Se uno va adesso a vedere, c’è un letto così largo che Coppa non ce la farà mai a riempirlo d’acqua. L’hanno anche abbassato di un bel metro, e tutti i fossi che ci finiscono dentro dovranno abbassarsi anche loro, così cominceranno a mangiare terra attorno e magari metteranno in movimento delle frane.
Dentro Coppa erano cresciuti i salici e le canne, che si piegavano quando veniva giù una piena, poi si raddrizzavano pian piano, ancora sporchi di malta.
Se uno andava a farci quattro passi era tutto così, salici, canne e pozze d’acqua ogni tanto.
Adesso sembra asfaltato."
da can che dorme
(certe volte ci si mettono gli uomini a complicare tutto)




le frane e la neve
"La seconda nevicata dell’anno era stata una nevicata come si deve.
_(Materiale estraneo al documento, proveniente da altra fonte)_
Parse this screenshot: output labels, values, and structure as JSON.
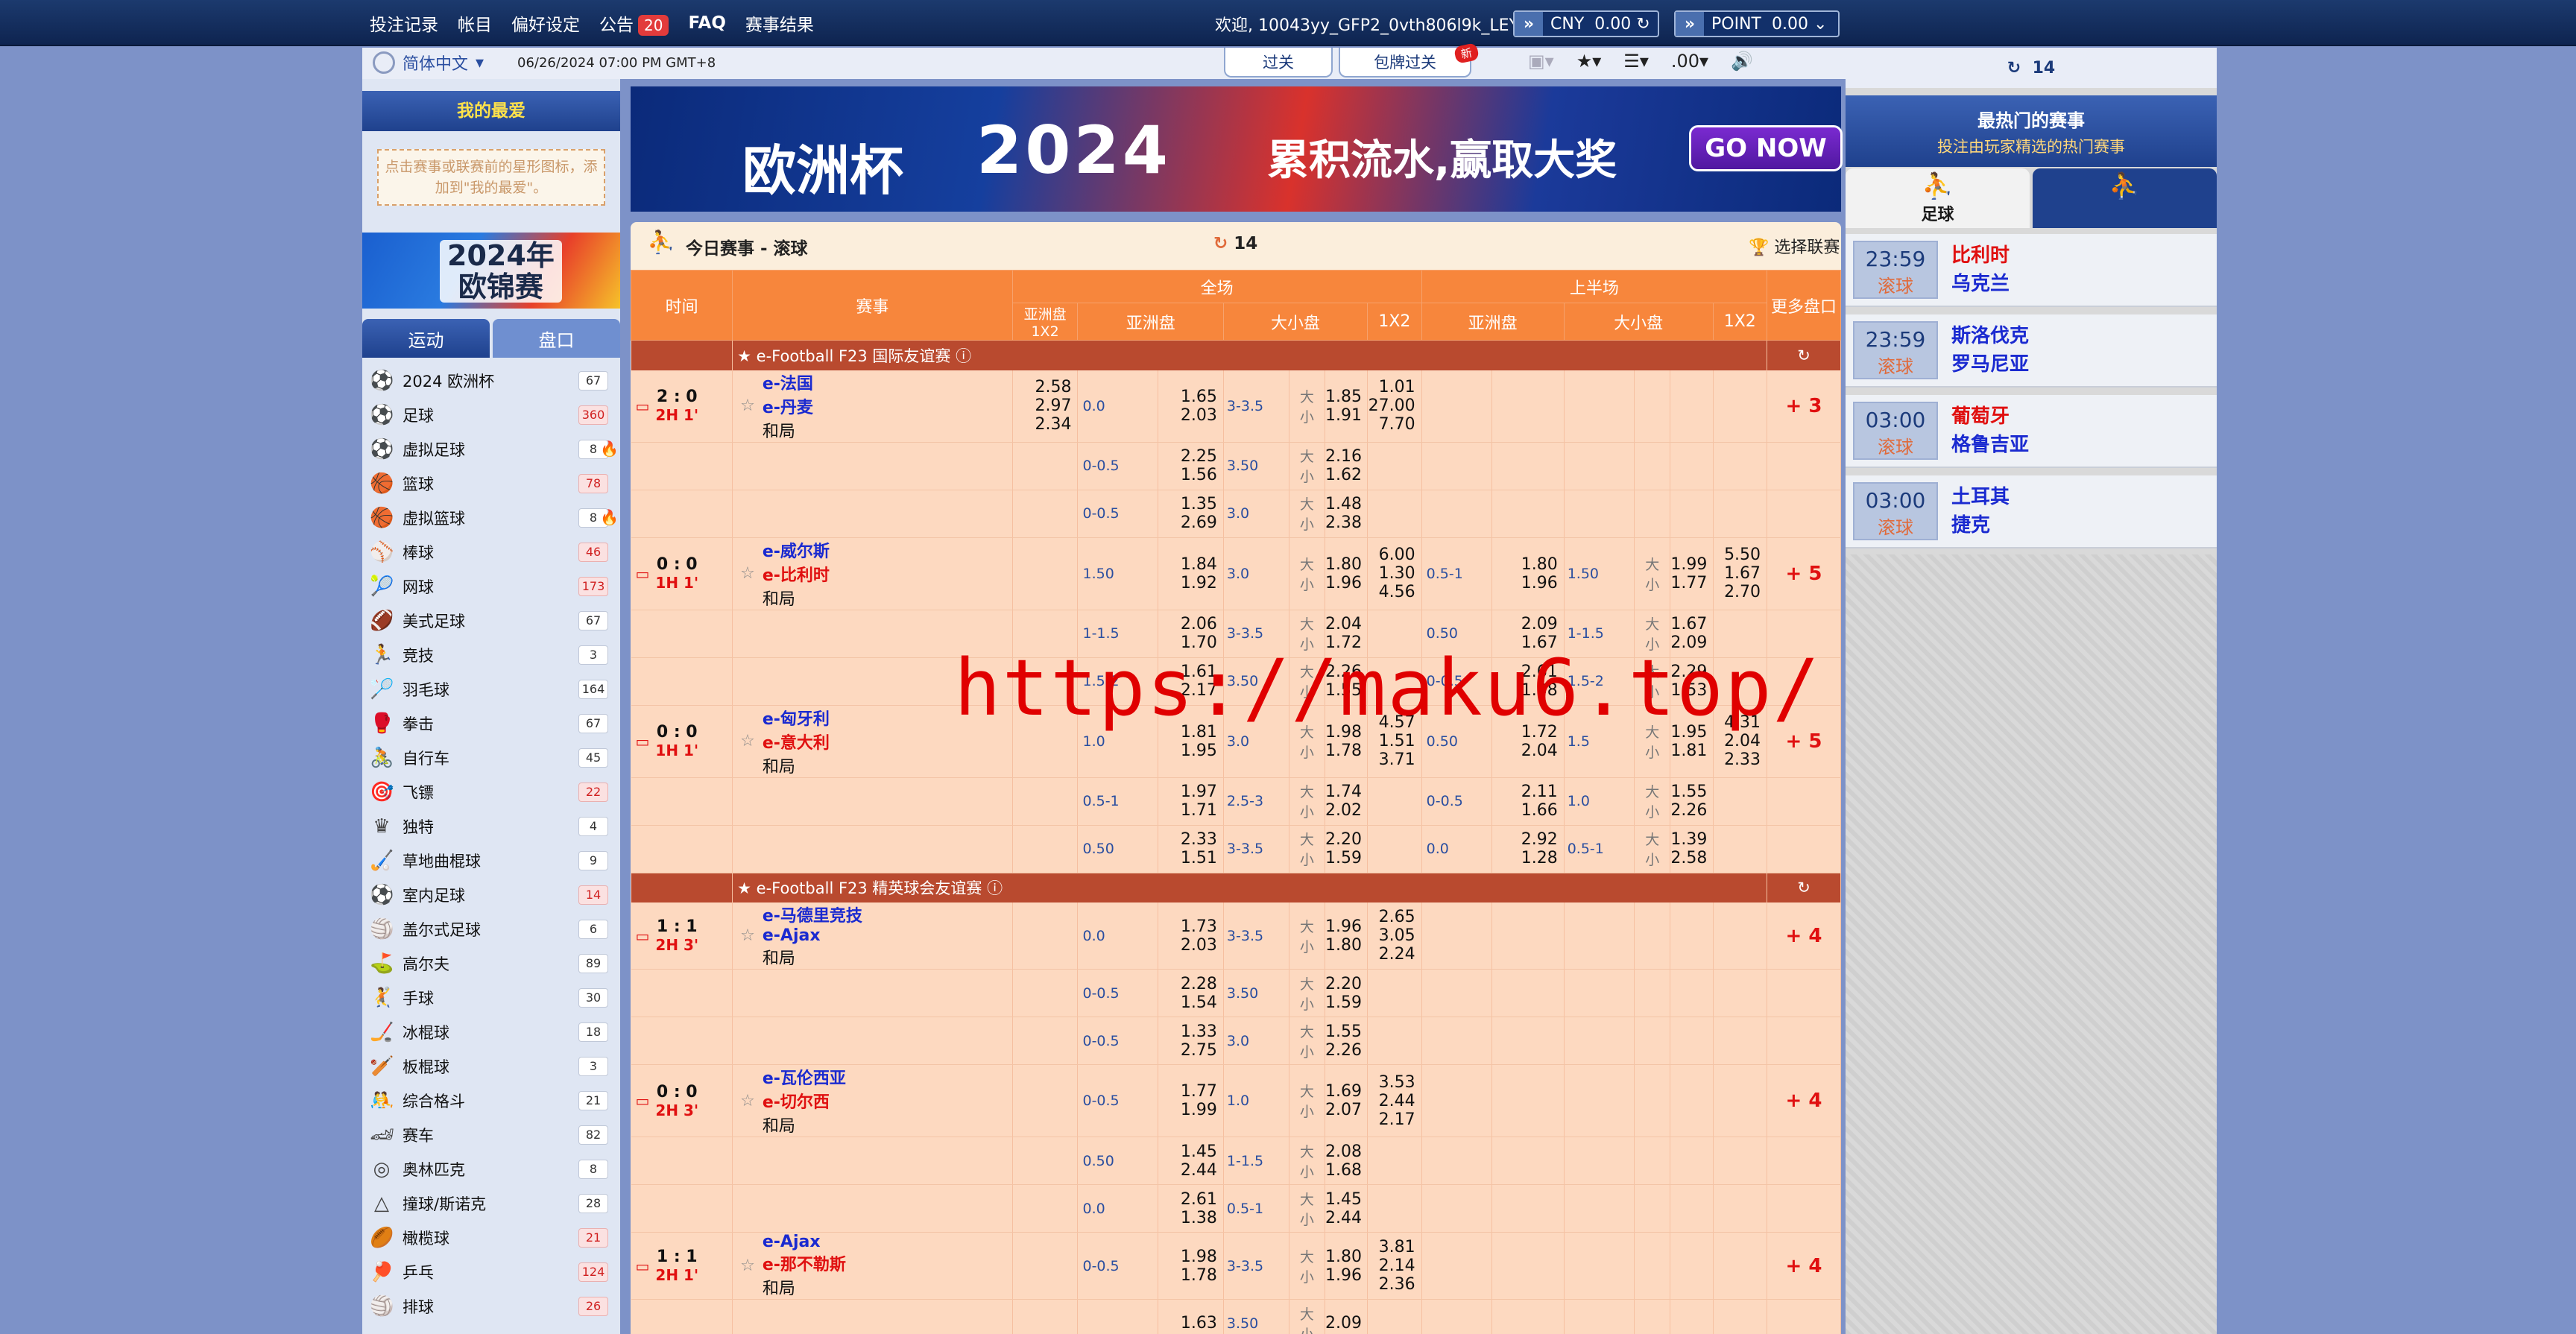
{
  "topmenu": {
    "items": [
      "投注记录",
      "帐目",
      "偏好设定",
      "公告",
      "FAQ",
      "赛事结果"
    ],
    "notice_count": "20"
  },
  "welcome": "欢迎, 10043yy_GFP2_0vth806l9k_LEY",
  "currency": {
    "label": "CNY",
    "value": "0.00"
  },
  "point": {
    "label": "POINT",
    "value": "0.00"
  },
  "lang": "简体中文",
  "datetime": "06/26/2024 07:00 PM GMT+8",
  "tabs": {
    "parlay": "过关",
    "bundle": "包牌过关",
    "new": "新"
  },
  "tools": {
    "odds_format": ".00"
  },
  "fav": {
    "title": "我的最爱",
    "hint": "点击赛事或联赛前的星形图标，添加到\"我的最爱\"。"
  },
  "euro": {
    "line1": "2024年",
    "line2": "欧锦赛"
  },
  "sporttabs": {
    "sport": "运动",
    "market": "盘口"
  },
  "sports": [
    {
      "icon": "⚽",
      "name": "2024 欧洲杯",
      "count": "67",
      "hot": false,
      "red": false
    },
    {
      "icon": "⚽",
      "name": "足球",
      "count": "360",
      "hot": false,
      "red": true
    },
    {
      "icon": "⚽",
      "name": "虚拟足球",
      "count": "8",
      "hot": true,
      "red": false
    },
    {
      "icon": "🏀",
      "name": "篮球",
      "count": "78",
      "hot": false,
      "red": true
    },
    {
      "icon": "🏀",
      "name": "虚拟篮球",
      "count": "8",
      "hot": true,
      "red": false
    },
    {
      "icon": "⚾",
      "name": "棒球",
      "count": "46",
      "hot": false,
      "red": true
    },
    {
      "icon": "🎾",
      "name": "网球",
      "count": "173",
      "hot": false,
      "red": true
    },
    {
      "icon": "🏈",
      "name": "美式足球",
      "count": "67",
      "hot": false,
      "red": false
    },
    {
      "icon": "🏃",
      "name": "竞技",
      "count": "3",
      "hot": false,
      "red": false
    },
    {
      "icon": "🏸",
      "name": "羽毛球",
      "count": "164",
      "hot": false,
      "red": false
    },
    {
      "icon": "🥊",
      "name": "拳击",
      "count": "67",
      "hot": false,
      "red": false
    },
    {
      "icon": "🚴",
      "name": "自行车",
      "count": "45",
      "hot": false,
      "red": false
    },
    {
      "icon": "🎯",
      "name": "飞镖",
      "count": "22",
      "hot": false,
      "red": true
    },
    {
      "icon": "♛",
      "name": "独特",
      "count": "4",
      "hot": false,
      "red": false
    },
    {
      "icon": "🏑",
      "name": "草地曲棍球",
      "count": "9",
      "hot": false,
      "red": false
    },
    {
      "icon": "⚽",
      "name": "室内足球",
      "count": "14",
      "hot": false,
      "red": true
    },
    {
      "icon": "🏐",
      "name": "盖尔式足球",
      "count": "6",
      "hot": false,
      "red": false
    },
    {
      "icon": "⛳",
      "name": "高尔夫",
      "count": "89",
      "hot": false,
      "red": false
    },
    {
      "icon": "🤾",
      "name": "手球",
      "count": "30",
      "hot": false,
      "red": false
    },
    {
      "icon": "🏒",
      "name": "冰棍球",
      "count": "18",
      "hot": false,
      "red": false
    },
    {
      "icon": "🏏",
      "name": "板棍球",
      "count": "3",
      "hot": false,
      "red": false
    },
    {
      "icon": "🤼",
      "name": "综合格斗",
      "count": "21",
      "hot": false,
      "red": false
    },
    {
      "icon": "🏎",
      "name": "赛车",
      "count": "82",
      "hot": false,
      "red": false
    },
    {
      "icon": "◎",
      "name": "奥林匹克",
      "count": "8",
      "hot": false,
      "red": false
    },
    {
      "icon": "△",
      "name": "撞球/斯诺克",
      "count": "28",
      "hot": false,
      "red": false
    },
    {
      "icon": "🏉",
      "name": "橄榄球",
      "count": "21",
      "hot": false,
      "red": true
    },
    {
      "icon": "🏓",
      "name": "乒乓",
      "count": "124",
      "hot": false,
      "red": true
    },
    {
      "icon": "🏐",
      "name": "排球",
      "count": "26",
      "hot": false,
      "red": true
    }
  ],
  "banner": {
    "big": "2024",
    "slogan": "累积流水,赢取大奖",
    "cta": "GO NOW",
    "left": "欧洲杯"
  },
  "live": {
    "title": "今日赛事 - 滚球",
    "count": "14",
    "select": "选择联赛"
  },
  "table": {
    "h_time": "时间",
    "h_match": "赛事",
    "h_full": "全场",
    "h_half": "上半场",
    "h_more": "更多盘口",
    "h_ah1x2": "亚洲盘 1X2",
    "h_ah": "亚洲盘",
    "h_ou": "大小盘",
    "h_1x2": "1X2",
    "league1": "e-Football F23 国际友谊赛",
    "league2": "e-Football F23 精英球会友谊赛",
    "draw": "和局",
    "big": "大",
    "small": "小",
    "matches": [
      {
        "score": "2 : 0",
        "time": "2H 1'",
        "home": "e-法国",
        "away": "e-丹麦",
        "homeRed": false,
        "awayRed": false,
        "a1": "2.58",
        "a2": "2.97",
        "a3": "2.34",
        "lines": [
          [
            "0.0",
            "1.65",
            "2.03",
            "3-3.5",
            "1.85",
            "1.91",
            "1.01",
            "27.00",
            "7.70"
          ],
          [
            "0-0.5",
            "2.25",
            "1.56",
            "3.50",
            "2.16",
            "1.62",
            "",
            "",
            ""
          ],
          [
            "0-0.5",
            "1.35",
            "2.69",
            "3.0",
            "1.48",
            "2.38",
            "",
            "",
            ""
          ]
        ],
        "half": [],
        "more": "+ 3"
      },
      {
        "score": "0 : 0",
        "time": "1H 1'",
        "home": "e-威尔斯",
        "away": "e-比利时",
        "homeRed": false,
        "awayRed": true,
        "a1": "",
        "a2": "",
        "a3": "",
        "lines": [
          [
            "1.50",
            "1.84",
            "1.92",
            "3.0",
            "1.80",
            "1.96",
            "6.00",
            "1.30",
            "4.56"
          ],
          [
            "1-1.5",
            "2.06",
            "1.70",
            "3-3.5",
            "2.04",
            "1.72",
            "",
            "",
            ""
          ],
          [
            "1.5-2",
            "1.61",
            "2.17",
            "3.50",
            "2.26",
            "1.55",
            "",
            "",
            ""
          ]
        ],
        "half": [
          [
            "0.5-1",
            "1.80",
            "1.96",
            "1.50",
            "1.99",
            "1.77",
            "5.50",
            "1.67",
            "2.70"
          ],
          [
            "0.50",
            "2.09",
            "1.67",
            "1-1.5",
            "1.67",
            "2.09",
            "",
            "",
            ""
          ],
          [
            "0-0.5",
            "2.61",
            "1.38",
            "1.5-2",
            "2.29",
            "1.53",
            "",
            "",
            ""
          ]
        ],
        "more": "+ 5"
      },
      {
        "score": "0 : 0",
        "time": "1H 1'",
        "home": "e-匈牙利",
        "away": "e-意大利",
        "homeRed": false,
        "awayRed": true,
        "a1": "",
        "a2": "",
        "a3": "",
        "lines": [
          [
            "1.0",
            "1.81",
            "1.95",
            "3.0",
            "1.98",
            "1.78",
            "4.57",
            "1.51",
            "3.71"
          ],
          [
            "0.5-1",
            "1.97",
            "1.71",
            "2.5-3",
            "1.74",
            "2.02",
            "",
            "",
            ""
          ],
          [
            "0.50",
            "2.33",
            "1.51",
            "3-3.5",
            "2.20",
            "1.59",
            "",
            "",
            ""
          ]
        ],
        "half": [
          [
            "0.50",
            "1.72",
            "2.04",
            "1.5",
            "1.95",
            "1.81",
            "4.31",
            "2.04",
            "2.33"
          ],
          [
            "0-0.5",
            "2.11",
            "1.66",
            "1.0",
            "1.55",
            "2.26",
            "",
            "",
            ""
          ],
          [
            "0.0",
            "2.92",
            "1.28",
            "0.5-1",
            "1.39",
            "2.58",
            "",
            "",
            ""
          ]
        ],
        "more": "+ 5"
      },
      {
        "score": "1 : 1",
        "time": "2H 3'",
        "home": "e-马德里竞技",
        "away": "e-Ajax",
        "homeRed": false,
        "awayRed": false,
        "a1": "",
        "a2": "",
        "a3": "",
        "lines": [
          [
            "0.0",
            "1.73",
            "2.03",
            "3-3.5",
            "1.96",
            "1.80",
            "2.65",
            "3.05",
            "2.24"
          ],
          [
            "0-0.5",
            "2.28",
            "1.54",
            "3.50",
            "2.20",
            "1.59",
            "",
            "",
            ""
          ],
          [
            "0-0.5",
            "1.33",
            "2.75",
            "3.0",
            "1.55",
            "2.26",
            "",
            "",
            ""
          ]
        ],
        "half": [],
        "more": "+ 4"
      },
      {
        "score": "0 : 0",
        "time": "2H 3'",
        "home": "e-瓦伦西亚",
        "away": "e-切尔西",
        "homeRed": false,
        "awayRed": true,
        "a1": "",
        "a2": "",
        "a3": "",
        "lines": [
          [
            "0-0.5",
            "1.77",
            "1.99",
            "1.0",
            "1.69",
            "2.07",
            "3.53",
            "2.44",
            "2.17"
          ],
          [
            "0.50",
            "1.45",
            "2.44",
            "1-1.5",
            "2.08",
            "1.68",
            "",
            "",
            ""
          ],
          [
            "0.0",
            "2.61",
            "1.38",
            "0.5-1",
            "1.45",
            "2.44",
            "",
            "",
            ""
          ]
        ],
        "half": [],
        "more": "+ 4"
      },
      {
        "score": "1 : 1",
        "time": "2H 1'",
        "home": "e-Ajax",
        "away": "e-那不勒斯",
        "homeRed": false,
        "awayRed": true,
        "a1": "",
        "a2": "",
        "a3": "",
        "lines": [
          [
            "0-0.5",
            "1.98",
            "1.78",
            "3-3.5",
            "1.80",
            "1.96",
            "3.81",
            "2.14",
            "2.36"
          ],
          [
            "",
            "1.63",
            "",
            "3.50",
            "2.09",
            "",
            "",
            "",
            ""
          ]
        ],
        "half": [],
        "more": "+ 4"
      }
    ]
  },
  "right": {
    "refresh_count": "14",
    "title": "最热门的赛事",
    "subtitle": "投注由玩家精选的热门赛事",
    "tab_label": "足球",
    "live_label": "滚球",
    "hot": [
      {
        "time": "23:59",
        "home": "比利时",
        "away": "乌克兰",
        "homeRed": true
      },
      {
        "time": "23:59",
        "home": "斯洛伐克",
        "away": "罗马尼亚",
        "homeRed": false
      },
      {
        "time": "03:00",
        "home": "葡萄牙",
        "away": "格鲁吉亚",
        "homeRed": true
      },
      {
        "time": "03:00",
        "home": "土耳其",
        "away": "捷克",
        "homeRed": false
      }
    ]
  },
  "watermark": "https://maku6.top/",
  "colors": {
    "header": "#0e2450",
    "accent": "#f7863c",
    "league": "#b94a2f",
    "body": "#fdd9c0"
  }
}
Ne aveva messi giù almeno quaranta centimetri. Aveva livellato tutto, e aveva fatto tirare un po’ il fiato a quelli che avevano le frane, che adesso non si vedevano più."
Era venuta ancora una spolverata, che stavolta aveva messo in evidenza tutte le frane.
Come la farina sopra una pagnotta, come il cemento asciutto sopra una soletta malfatta."
da la gestione dell'aria
(buon segno, se ci si vergogna ad avere le frane. È ancora un paese ben coltivato)

le stagioni
"Devo ricordarmi di fare attenzione a quando arriva la primavera, perché è un momento speciale, e se uno non ce l’ha presente, il momento scappa via.
Devo ricordarmi che fa caldo davvero solo tra metà luglio e metà agosto, e non fa caldo continuamente.
Di sera, dietro casa, c’è quasi sempre aria. Se riesco a tenerlo presente, l’estate diventa più sopportabile.
Mi devo ricordare che al primo temporale dopo ferragosto comincia a far fresco e le giornate sono un bel po’ più corte che a giugno.
Devo avere ben presente che non è vero che non ci sono più le stagioni.
Ci sono, e ognuna, devo ricordarmelo, ha dentro qualcosa che può far diventare la vita più leggera, così c’è meno da spaventarsi di tutto il resto."